Jepreted by tanganku sendiri di Kafe Pustaka UM (sekarang sudah pindah di luar UM). Pembatas buku ini digambar oleh Yuyun Nailufar. |
Aku mengoceh dua jam. Ku bilang teman-temanku baik di sini, lebih banyak ketimbang teman yang jahat. Aku nggak ingin kamu khawatir, meski kenyataannya banyak kesakitan yang nggak aku ceritakan. Dan kamu lebih banyak diam. Ada sedih yang dalam semakin waktu berjalan. Sering aku menangkap tatapanmu terpaku pada satu titik di wajahku, nggak ada keceriaan.
"Kamu kelihatannya sedih. Mau nangis ya?" ejekku dan kamu hanya mengeleng.
Hingga dua jam benar-benar habis, kamu mengantarku ke gerbang kampus dan kita langsung berdebat soal siapa yang mesti berbalik punggung terlebih dahulu. Aku nggak rela berbalik punggung lebih dahulu, bagiku itu nggak adil dan sebaliknya kamu pun berpikir begitu.
"Kita hompimpah sekali.
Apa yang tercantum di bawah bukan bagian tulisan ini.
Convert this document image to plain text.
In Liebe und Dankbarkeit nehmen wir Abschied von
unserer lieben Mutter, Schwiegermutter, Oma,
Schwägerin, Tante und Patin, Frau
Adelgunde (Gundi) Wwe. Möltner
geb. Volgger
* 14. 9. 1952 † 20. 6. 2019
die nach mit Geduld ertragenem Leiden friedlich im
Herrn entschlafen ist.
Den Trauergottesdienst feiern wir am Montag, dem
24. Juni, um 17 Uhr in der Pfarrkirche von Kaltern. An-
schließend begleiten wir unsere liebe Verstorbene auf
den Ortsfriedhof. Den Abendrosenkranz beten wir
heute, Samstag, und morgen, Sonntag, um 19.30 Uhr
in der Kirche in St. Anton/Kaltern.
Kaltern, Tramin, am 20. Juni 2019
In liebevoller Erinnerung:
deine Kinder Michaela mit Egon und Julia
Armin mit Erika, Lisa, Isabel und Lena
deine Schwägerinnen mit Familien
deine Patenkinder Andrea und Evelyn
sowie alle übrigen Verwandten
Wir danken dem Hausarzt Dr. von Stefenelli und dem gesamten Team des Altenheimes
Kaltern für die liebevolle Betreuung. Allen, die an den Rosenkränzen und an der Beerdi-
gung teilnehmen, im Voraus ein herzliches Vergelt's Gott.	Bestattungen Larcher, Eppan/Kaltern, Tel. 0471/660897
Hmm... yang kalah balik punggung lebih dulu, oke?" tawarku, lebih kepada memaksa.
Dan akhirnya aku mengeluarkan semut sedang kamu mengeluarkan manusia. Kelingking lawan telunjuk, aku kalah. Tuhan maha baik, dua tahunmu yang akan datang di Jepang masih diganjar juga bisa melihat punggungku berbalik terakhir kalinya.
Aku pura-pura berjalan tegak, namun buru-buru lari kemudian dan sembunyi di gapura gerbang kampus. Kepala aku longokkan dari salah satu gapura dan aku melihatmu sudah berbalik punggung. Aku masih bisa melihat punggungmu dengan kecurangan, setidaknya.